Elf Wochen nach der Machtübernahme ernannte Tunesiens Präsident Kaïs Saïed mit Najla Bouden eine neue Regierungschefin. Nach wenigen Tagen hält Tunesien endlich seine Regierung.
Professoren, Rechtsanwälte und mehr als ein Drittel der weiblichen Minister ... Die neue Regierung, die vereidigt wurde in Karthago an diesem Montag, dem 11. Oktober, wird den Rest des politischen Übergangs in Tunesien anführen. Wenn die Mehrheit der Minister das gleiche Profil wie Präsident Kaïs Saïed hat – Universitätsprofessoren – ist die neue Regierung politischer, als es den Anschein hat.
Als Najla Bouden zur Regierungschefin ernannt wurde, war der Wunsch von Kaïs Saïed klar, weiterhin die Fäden zu ziehen. Ohne echte politische Existenz war Najla Bouden der breiten Öffentlichkeit kaum bekannt. Es wurde sogar eine Zeitlang davon ausgegangen, dass Kaïs Saïed keinen Regierungschef, sondern einen Verantwortlichen für die Regierungspräsidentschaft benennt, um so die Verabschiedung der Volksvertreter (ARP) vor der Versammlung zu vermeiden, deren Arbeit wurde Ende Juli eingefroren.
Letztlich war es Najla Bouden, die mit der Regierungsbildung beauftragt wurde. Aber Kaïs Saïed ist scharf auf sein Präsidentschaftsregime und er ist es, der indirekt oder nicht über die Vergabe von Ministerien entschieden hat. Dem tunesischen Präsidenten ist es gelungen, politische Parteien auszuschließen, die keine Rolle beim politischen Wandel spielen werden.
Dabei kann das Staatsoberhaupt auf die nach wie vor wichtige Unterstützung der Bevölkerung zählen. Die Demonstrationen der Demonstranten haben seit Beginn der Notstandsmaßnahmen nur wenige Tausend Menschen mobilisiert. Umgekehrt gingen viele Anhänger von Kaïs Saïed auf die Straße, um die Entscheidungen des Präsidenten zu unterstützen. Auch auf Seiten der Kasba, dem Sitz souveräner Ministerien, geht der Trend in Richtung Präsidentschaft.
Neue Regierung und ehemalige Minister
Wenn Najla Bouden versichert, die neuen Minister "gewählt" zu haben, mussten deren Namen von Kaïs Saïed bestätigt werden.

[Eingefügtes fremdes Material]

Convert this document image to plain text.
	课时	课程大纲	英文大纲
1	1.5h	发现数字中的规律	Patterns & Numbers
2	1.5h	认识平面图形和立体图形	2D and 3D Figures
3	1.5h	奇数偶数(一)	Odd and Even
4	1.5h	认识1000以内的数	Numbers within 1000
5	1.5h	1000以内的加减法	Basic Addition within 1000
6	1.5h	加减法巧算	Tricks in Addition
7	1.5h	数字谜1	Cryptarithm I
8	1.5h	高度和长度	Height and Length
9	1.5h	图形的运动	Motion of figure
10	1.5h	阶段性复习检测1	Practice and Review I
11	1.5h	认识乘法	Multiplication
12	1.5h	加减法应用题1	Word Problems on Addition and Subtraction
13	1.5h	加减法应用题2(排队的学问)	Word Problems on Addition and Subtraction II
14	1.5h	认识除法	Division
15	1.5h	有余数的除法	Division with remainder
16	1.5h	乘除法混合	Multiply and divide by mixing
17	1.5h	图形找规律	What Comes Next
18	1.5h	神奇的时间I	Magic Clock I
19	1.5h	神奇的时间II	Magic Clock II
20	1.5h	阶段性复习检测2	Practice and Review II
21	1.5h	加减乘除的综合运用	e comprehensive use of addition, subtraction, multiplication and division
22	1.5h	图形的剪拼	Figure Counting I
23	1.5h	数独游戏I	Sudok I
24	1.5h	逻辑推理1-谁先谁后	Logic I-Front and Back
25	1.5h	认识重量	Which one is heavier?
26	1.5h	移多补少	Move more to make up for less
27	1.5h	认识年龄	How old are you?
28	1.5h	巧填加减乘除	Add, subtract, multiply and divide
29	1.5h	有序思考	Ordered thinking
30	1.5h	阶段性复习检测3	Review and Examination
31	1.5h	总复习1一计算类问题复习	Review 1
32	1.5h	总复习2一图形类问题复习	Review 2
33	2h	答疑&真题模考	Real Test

Bouden hat auch die vom Staatschef dringend ernannten Minister in der neuen Exekutive behalten. So behielten die Außen- und Finanzminister Othman Jerandi und Sihem Boughdiri, wenig überraschend, ihre jeweiligen Ressorts.
Im Wirtschaftsministerium kehrt Samir Saïd aus einem langen politischen Exil an der Seite des Oman zurück. Der ehemalige CEO von Tunisie Telecom und der Société Tunisienne de Banque (STB) ist ein vermeintlicher Neoliberaler aus seiner dreißigjährigen Erfahrung als Investmentbanker. Kaïs Saïed hofft, mit Samir Saïd neue Investoren vor allem aus der tunesischen Diaspora anzuziehen.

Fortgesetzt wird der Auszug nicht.